During the spring, when stripers start to move into the shallows, light test low visibility line is a real plus. Using the light tackle allows your bait minnow to swim freely, which draws the striper's attention thereby creating a lot more action. With quality equipment and patience, you can play the striper long enough to land him. You may loose a few, but the extra action is well worth it.
This light line, low visibility method of fishing for striped bass proves very effective on Lake Norfork when the balloon and down rod methods are not proving successful. When striped bass move into the shallows where they are easily spooked by the boat and any unusual sounds, the lighter line works best. There have been many other times when using the balloons is very effective, but there are also times when it is not. I have seen times when the striped bass feel too much resistance caused by heavy tackle and balloons, and they let go of the bait before the fisherman even realizes he has had a hit. By using the light tackle, you are able to feel the fish sooner, thus increasing your catch.
As the weather warms during the summer months, the striped bass will naturally move deeper until they are at the thermocline, usually between 40 and 60 feet deep. During this summer period, you will need to change back to heavier tackle. Sometimes downrigging with lures proves very productive. Last July, several of our regular fishermen were catching stripers and sometimes losing some very big ones using downriggers.
My wife Joanne caught her first 30 pound striped bass trolling a Long "A" Bomber on downriggers. We have also caught limits of stripers sitting over schools of them in July and August using heavy weights with live shad. Several of our guest fishermen have caught limits doing the same thing during September. I caught my biggest striper (33 pounds) in March on light line with a shiner minnow. So as I said, you must be willing to change your techniques as the stripers change their feeding habits. I find that each month usually requires a unique way of fishing.
I love to fish and catch bass, crappie, white bass, catfish, and some really good-sized walleye. This past September we caught several walleye on Lake Norfork in the 5 to 8 pound class, and of course, we all know walleye is tops for the dinner table. But, whenever I can, I choose stripers for the most fun and best fight of all.
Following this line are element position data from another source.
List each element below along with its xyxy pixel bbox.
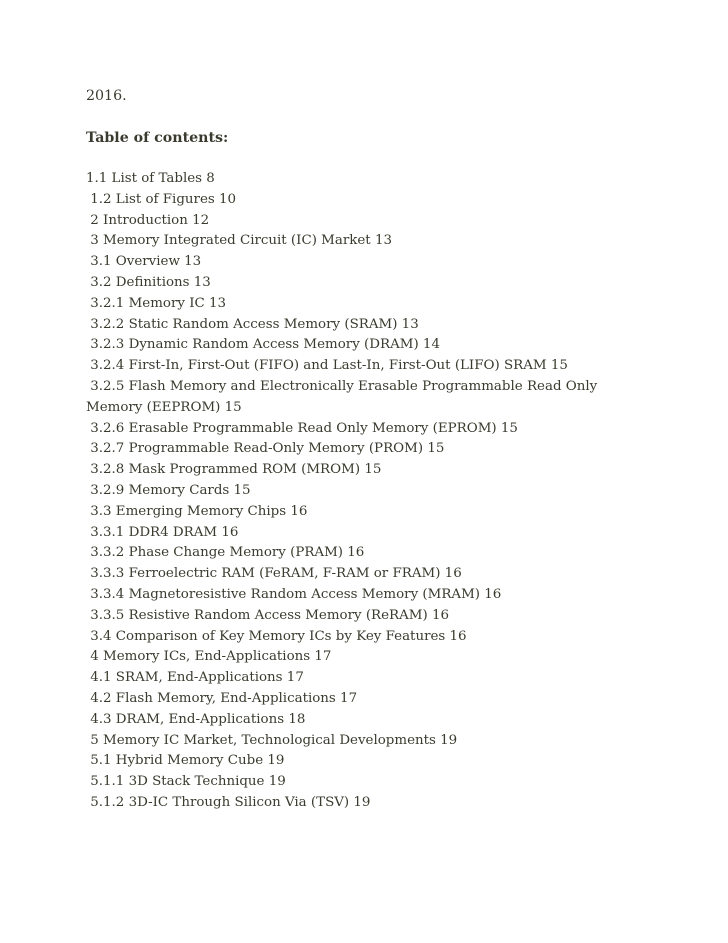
toc-entry: 3.3 Emerging Memory Chips 16	[86, 503, 308, 519]
toc-entry: 3.2.6 Erasable Programmable Read Only Memory (EPROM) 15	[86, 420, 518, 436]
toc-entry: 3.3.3 Ferroelectric RAM (FeRAM, F-RAM or FRAM) 16	[86, 566, 462, 582]
toc-entry: 3.3.4 Magnetoresistive Random Access Memory (MRAM) 16	[86, 586, 502, 602]
toc-entry: 3.1 Overview 13	[86, 254, 202, 270]
toc-entry: 3.3.2 Phase Change Memory (PRAM) 16	[86, 545, 365, 561]
toc-entry: 4 Memory ICs, End-Applications 17	[86, 649, 332, 665]
toc-entry: 4.2 Flash Memory, End-Applications 17	[86, 690, 358, 706]
toc-entry: 3.2.7 Programmable Read-Only Memory (PROM) 15	[86, 441, 445, 457]
toc-entry: 3.2.9 Memory Cards 15	[86, 482, 251, 498]
toc-entry: 1.2 List of Figures 10	[86, 191, 237, 207]
toc-entry: 3.2.4 First-In, First-Out (FIFO) and Last-In, First-Out (LIFO) SRAM 15	[86, 358, 568, 374]
toc-entry: 1.1 List of Tables 8	[86, 171, 215, 186]
toc-list	[86, 169, 656, 814]
toc-entry: 4.3 DRAM, End-Applications 18	[86, 711, 306, 727]
toc-entry: 3.2.3 Dynamic Random Access Memory (DRAM) 14	[86, 337, 440, 353]
toc-entry: 3.3.5 Resistive Random Access Memory (ReRAM) 16	[86, 607, 450, 623]
toc-entry: 3 Memory Integrated Circuit (IC) Market 13	[86, 233, 392, 249]
toc-entry: 3.2.2 Static Random Access Memory (SRAM) 13	[86, 316, 419, 332]
toc-entry: 5.1 Hybrid Memory Cube 19	[86, 753, 285, 769]
toc-entry: 3.2.5 Flash Memory and Electronically Erasable Programmable Read Only Memory (EEPROM) 15	[86, 378, 602, 415]
year-line: 2016.	[86, 88, 127, 104]
toc-entry: 5 Memory IC Market, Technological Developments 19	[86, 732, 458, 748]
toc-entry: 3.4 Comparison of Key Memory ICs by Key Features 16	[86, 628, 467, 644]
toc-heading: Table of contents:	[86, 130, 229, 146]
toc-entry: 3.2 Definitions 13	[86, 274, 211, 290]
toc-entry: 2 Introduction 12	[86, 212, 210, 228]
toc-entry: 5.1.2 3D-IC Through Silicon Via (TSV) 19	[86, 794, 371, 810]
toc-entry: 5.1.1 3D Stack Technique 19	[86, 774, 286, 790]
toc-entry: 3.2.8 Mask Programmed ROM (MROM) 15	[86, 462, 382, 478]
toc-entry: 3.2.1 Memory IC 13	[86, 295, 227, 311]
toc-entry: 3.3.1 DDR4 DRAM 16	[86, 524, 239, 540]
toc-entry: 4.1 SRAM, End-Applications 17	[86, 670, 304, 686]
Once you have landed one of these lunkers, as they say, you are "hooked"! They fight so long and hard, that it is very hard for any other species to compare.
Before buying Fish & Fiddle Resort some 10 years ago, I lived in the Chicagoland area and spent many years trolling Lake Michigan. I had my fair share of catching some really nice coho, chinook, lake trout, and steelhead, my largest being a 25 pound chinook. On my first fishing trip to Lake Norfork, I was very skeptical as to how well the striper fight would compare to my experiences on Lake Michigan. Boy, was I ever surprised when I caught my first striper! Their endurance is unbelievable, and just when you think you have him, he will run again, usually 3 to 4 times.
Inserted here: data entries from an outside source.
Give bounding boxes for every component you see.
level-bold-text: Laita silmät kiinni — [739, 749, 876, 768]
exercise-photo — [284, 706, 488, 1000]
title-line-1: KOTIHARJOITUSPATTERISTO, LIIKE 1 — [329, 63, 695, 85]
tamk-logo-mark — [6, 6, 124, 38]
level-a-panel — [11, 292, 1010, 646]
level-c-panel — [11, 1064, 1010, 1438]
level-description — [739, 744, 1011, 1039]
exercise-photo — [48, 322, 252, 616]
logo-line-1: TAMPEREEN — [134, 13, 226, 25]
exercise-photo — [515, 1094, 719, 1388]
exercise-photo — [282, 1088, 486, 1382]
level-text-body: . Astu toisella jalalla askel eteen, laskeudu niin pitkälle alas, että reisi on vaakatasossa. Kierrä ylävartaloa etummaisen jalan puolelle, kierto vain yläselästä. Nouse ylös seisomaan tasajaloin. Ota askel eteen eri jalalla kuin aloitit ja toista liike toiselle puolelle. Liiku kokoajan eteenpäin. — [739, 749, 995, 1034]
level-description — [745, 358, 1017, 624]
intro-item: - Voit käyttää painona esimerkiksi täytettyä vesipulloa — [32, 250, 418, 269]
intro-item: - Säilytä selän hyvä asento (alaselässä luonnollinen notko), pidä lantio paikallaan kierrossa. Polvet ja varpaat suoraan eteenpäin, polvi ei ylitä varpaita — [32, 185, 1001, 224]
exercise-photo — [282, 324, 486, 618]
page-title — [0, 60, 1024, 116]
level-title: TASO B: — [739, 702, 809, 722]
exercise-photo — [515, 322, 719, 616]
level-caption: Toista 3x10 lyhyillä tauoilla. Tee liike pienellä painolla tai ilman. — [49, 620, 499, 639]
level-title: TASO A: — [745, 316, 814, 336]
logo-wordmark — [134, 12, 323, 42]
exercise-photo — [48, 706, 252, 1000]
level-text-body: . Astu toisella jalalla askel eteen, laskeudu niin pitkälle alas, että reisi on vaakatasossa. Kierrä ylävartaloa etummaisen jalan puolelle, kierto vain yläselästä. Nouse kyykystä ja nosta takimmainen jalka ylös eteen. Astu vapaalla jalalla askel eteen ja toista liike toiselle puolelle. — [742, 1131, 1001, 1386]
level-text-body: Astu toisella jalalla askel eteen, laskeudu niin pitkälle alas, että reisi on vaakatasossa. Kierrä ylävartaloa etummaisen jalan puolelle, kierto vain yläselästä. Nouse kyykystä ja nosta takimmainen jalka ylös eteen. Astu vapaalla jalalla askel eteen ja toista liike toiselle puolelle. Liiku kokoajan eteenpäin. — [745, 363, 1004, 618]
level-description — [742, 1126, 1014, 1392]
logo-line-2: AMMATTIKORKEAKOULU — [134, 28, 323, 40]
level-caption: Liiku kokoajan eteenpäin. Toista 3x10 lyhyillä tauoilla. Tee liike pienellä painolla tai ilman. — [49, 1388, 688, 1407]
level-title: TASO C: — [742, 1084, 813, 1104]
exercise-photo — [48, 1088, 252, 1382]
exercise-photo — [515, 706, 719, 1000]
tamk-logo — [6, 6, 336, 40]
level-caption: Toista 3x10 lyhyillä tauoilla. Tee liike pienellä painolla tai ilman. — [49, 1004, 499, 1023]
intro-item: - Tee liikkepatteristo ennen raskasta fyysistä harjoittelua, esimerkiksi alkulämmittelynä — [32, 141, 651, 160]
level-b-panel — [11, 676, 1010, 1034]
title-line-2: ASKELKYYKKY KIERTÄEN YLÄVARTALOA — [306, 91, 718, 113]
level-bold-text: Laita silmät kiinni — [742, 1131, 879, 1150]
After that first striper fishing trip to Lake Norfork, I made a point of learning all I could about these salt-water-turned-fresh-water lunkers, and feel confident now as to knowing their monthly patterns. When we first purchased the resort, I was spending most of my spare time trying to catch stripers. I learned a great deal after much hard work and shared that knowledge with guests willing to try my ideas. We figured out how to catch stripers!
Now we have established a very loyal clientele of fishermen who come here twice, and sometimes three times yearly. They in turn share with me what has worked for them in catching plenty of stripers. In addition to my own efforts, I have seen what works well for our guests. It is not uncommon for them to come in with a limit of stripers on many occasions. They agree that the key factor is staying flexible!
Coming to Lake Norfork for stripers is a good bet as the lake is one of the best fresh water striped bass fisheries in America. The Arkansas Department of Fish & Game has been stocking Lake Norfork with stripers every year for almost 30 years. The average Lake Norfork striper weighs about 16 pounds, with the lake record weighing in at a little over 50 pounds. Several 40-pound fish are caught each year, and 30-pound stripers are not uncommon. Fish population counts continue to show large, healthy populations of striped bass feeding on Lake Norfork's shad. There are plenty of trophy striped bass here to be caught. The lake never freezes, so you can catch these lunkers year round.
Keeping an open mind and being willing to change is the key to striper success on Lake Norfork. Be flexible. Don’t get stuck on one method of fishing. There are so many times I hear people say, "but I caught a 20-pound fish 5 years ago doing" . . . they can’t seem to comprehend change.
What are you waiting for? Take out that rod and reel and don’t forget to spool up one rod with light line. Come here to Lake Norfork and hang on for the fight of a lifetime!!